TNT Express reagierte ebenfalls enttäuscht angesichts des Scheiterns der Übernahme. Die Pläne hätten das Management von seinen eigentlichen Aufgaben abgelenkt - denen es sich nun wieder zuwenden wolle, hieß es. Nun sollten neue Maßnahmen zur Steigerung der Profitabilität her. Unklar blieb zunächst, wie der US-Konkurrent Fedex auf das Scheitern der UPS-Pläne reagiert. Die Nummer zwei am US-Markt galt in der Vergangenheit als möglicher Käufer von TNT Express.

Die absehbare Ablehnung des Übernahmeangebots von UPS für TNT Express dürfte den Aktienkurs der Niederländer erneut unter starken Kursdruck setzen. UPS hatte 6,8 Mrd.
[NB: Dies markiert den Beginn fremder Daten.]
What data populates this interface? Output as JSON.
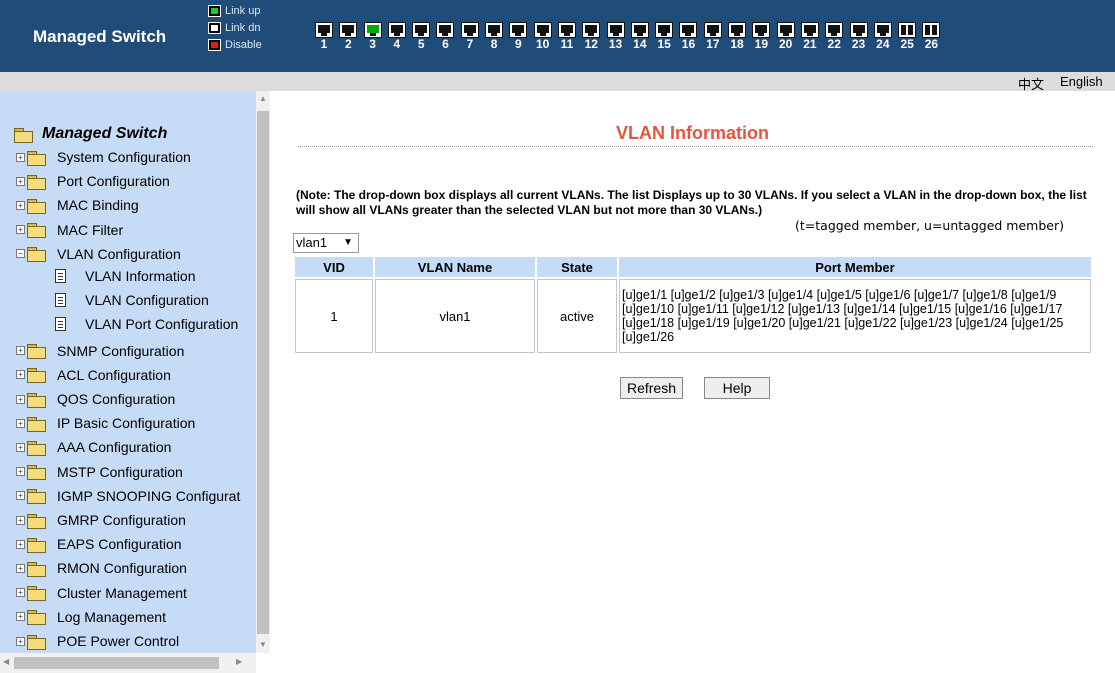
{
  "header": {
    "title": "Managed Switch",
    "legend": [
      {
        "label": "Link up",
        "icon": "port-link-up-icon"
      },
      {
        "label": "Link dn",
        "icon": "port-link-down-icon"
      },
      {
        "label": "Disable",
        "icon": "port-disable-icon"
      }
    ],
    "ports": [
      "1",
      "2",
      "3",
      "4",
      "5",
      "6",
      "7",
      "8",
      "9",
      "10",
      "11",
      "12",
      "13",
      "14",
      "15",
      "16",
      "17",
      "18",
      "19",
      "20",
      "21",
      "22",
      "23",
      "24",
      "25",
      "26"
    ],
    "colors": {
      "header_bg": "#1f4c78",
      "link_up": "#28c828",
      "disable": "#d42020"
    }
  },
  "language": {
    "chinese": "中文",
    "english": "English"
  },
  "sidebar": {
    "root": "Managed Switch",
    "items": [
      {
        "label": "System Configuration"
      },
      {
        "label": "Port Configuration"
      },
      {
        "label": "MAC Binding"
      },
      {
        "label": "MAC Filter"
      },
      {
        "label": "VLAN Configuration",
        "children": [
          "VLAN Information",
          "VLAN Configuration",
          "VLAN Port Configuration"
        ]
      },
      {
        "label": "SNMP Configuration"
      },
      {
        "label": "ACL Configuration"
      },
      {
        "label": "QOS Configuration"
      },
      {
        "label": "IP Basic Configuration"
      },
      {
        "label": "AAA Configuration"
      },
      {
        "label": "MSTP Configuration"
      },
      {
        "label": "IGMP SNOOPING Configurat"
      },
      {
        "label": "GMRP Configuration"
      },
      {
        "label": "EAPS Configuration"
      },
      {
        "label": "RMON Configuration"
      },
      {
        "label": "Cluster Management"
      },
      {
        "label": "Log Management"
      },
      {
        "label": "POE Power Control"
      }
    ]
  },
  "main": {
    "title": "VLAN Information",
    "note": "(Note: The drop-down box displays all current VLANs. The list Displays up to 30 VLANs. If you select a VLAN in the drop-down box, the list will show all VLANs greater than the selected VLAN but not more than 30 VLANs.)",
    "member_legend": "(t=tagged member, u=untagged member)",
    "vlan_select": "vlan1",
    "table": {
      "headers": [
        "VID",
        "VLAN Name",
        "State",
        "Port Member"
      ],
      "rows": [
        {
          "vid": "1",
          "name": "vlan1",
          "state": "active",
          "members": "[u]ge1/1 [u]ge1/2 [u]ge1/3 [u]ge1/4 [u]ge1/5 [u]ge1/6 [u]ge1/7 [u]ge1/8 [u]ge1/9 [u]ge1/10 [u]ge1/11 [u]ge1/12 [u]ge1/13 [u]ge1/14 [u]ge1/15 [u]ge1/16 [u]ge1/17 [u]ge1/18 [u]ge1/19 [u]ge1/20 [u]ge1/21 [u]ge1/22 [u]ge1/23 [u]ge1/24 [u]ge1/25 [u]ge1/26"
        }
      ]
    },
    "buttons": {
      "refresh": "Refresh",
      "help": "Help"
    }
  }
}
US-Dollar oder 9,50 Euro je TNT-Aktie für die Expresssparte geboten. Das Angebot hatte die Aktie am 20. Februar um mehr als 60 Prozent auf über zehn Euro nach oben getrieben, zuletzt handelte sie über acht Euro.
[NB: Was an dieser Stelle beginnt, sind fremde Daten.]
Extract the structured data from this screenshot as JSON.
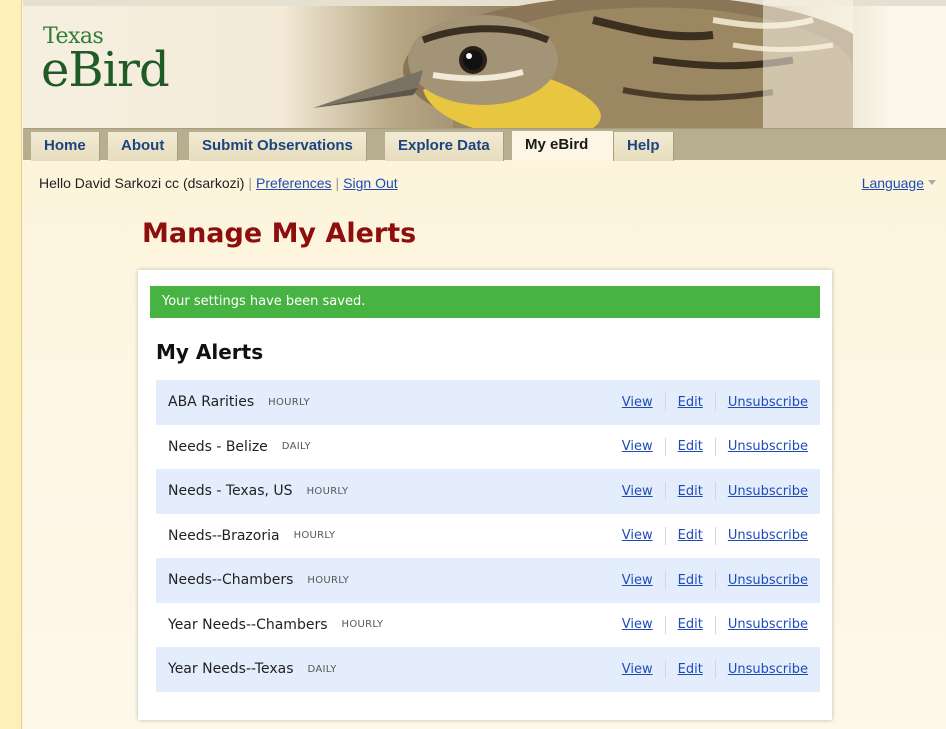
{
  "brand": {
    "small": "Texas",
    "large": "eBird"
  },
  "nav": {
    "tabs": [
      {
        "label": "Home",
        "active": false
      },
      {
        "label": "About",
        "active": false
      },
      {
        "label": "Submit Observations",
        "active": false
      },
      {
        "label": "Explore Data",
        "active": false
      },
      {
        "label": "My eBird",
        "active": true
      },
      {
        "label": "Help",
        "active": false
      }
    ]
  },
  "user": {
    "greeting": "Hello David Sarkozi cc (dsarkozi)",
    "preferences": "Preferences",
    "sign_out": "Sign Out",
    "language": "Language"
  },
  "page_title": "Manage My Alerts",
  "notice": "Your settings have been saved.",
  "section_title": "My Alerts",
  "alerts": [
    {
      "name": "ABA Rarities",
      "frequency": "HOURLY",
      "view": "View",
      "edit": "Edit",
      "unsubscribe": "Unsubscribe"
    },
    {
      "name": "Needs - Belize",
      "frequency": "DAILY",
      "view": "View",
      "edit": "Edit",
      "unsubscribe": "Unsubscribe"
    },
    {
      "name": "Needs - Texas, US",
      "frequency": "HOURLY",
      "view": "View",
      "edit": "Edit",
      "unsubscribe": "Unsubscribe"
    },
    {
      "name": "Needs--Brazoria",
      "frequency": "HOURLY",
      "view": "View",
      "edit": "Edit",
      "unsubscribe": "Unsubscribe"
    },
    {
      "name": "Needs--Chambers",
      "frequency": "HOURLY",
      "view": "View",
      "edit": "Edit",
      "unsubscribe": "Unsubscribe"
    },
    {
      "name": "Year Needs--Chambers",
      "frequency": "HOURLY",
      "view": "View",
      "edit": "Edit",
      "unsubscribe": "Unsubscribe"
    },
    {
      "name": "Year Needs--Texas",
      "frequency": "DAILY",
      "view": "View",
      "edit": "Edit",
      "unsubscribe": "Unsubscribe"
    }
  ],
  "colors": {
    "title": "#8e0d0d",
    "notice_bg": "#46b342",
    "link": "#1e4bb8",
    "row_alt": "#e4edfb"
  },
  "icons": {
    "language_caret": "caret-down-icon",
    "header_image": "meadowlark-bird"
  }
}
TNT Express war auf Druck der Aktionäre vom Mutterkonzern PostNL abgespalten worden, in der Hoffnung auf eine spätere Übernahme durch einen US-Wettbewerber. "Das hat sich nun offensichtlich zerschlagen", sagte ein Händler. In Amsterdam brachen die Titel zum Handelsstart um knapp 50 Prozent ein.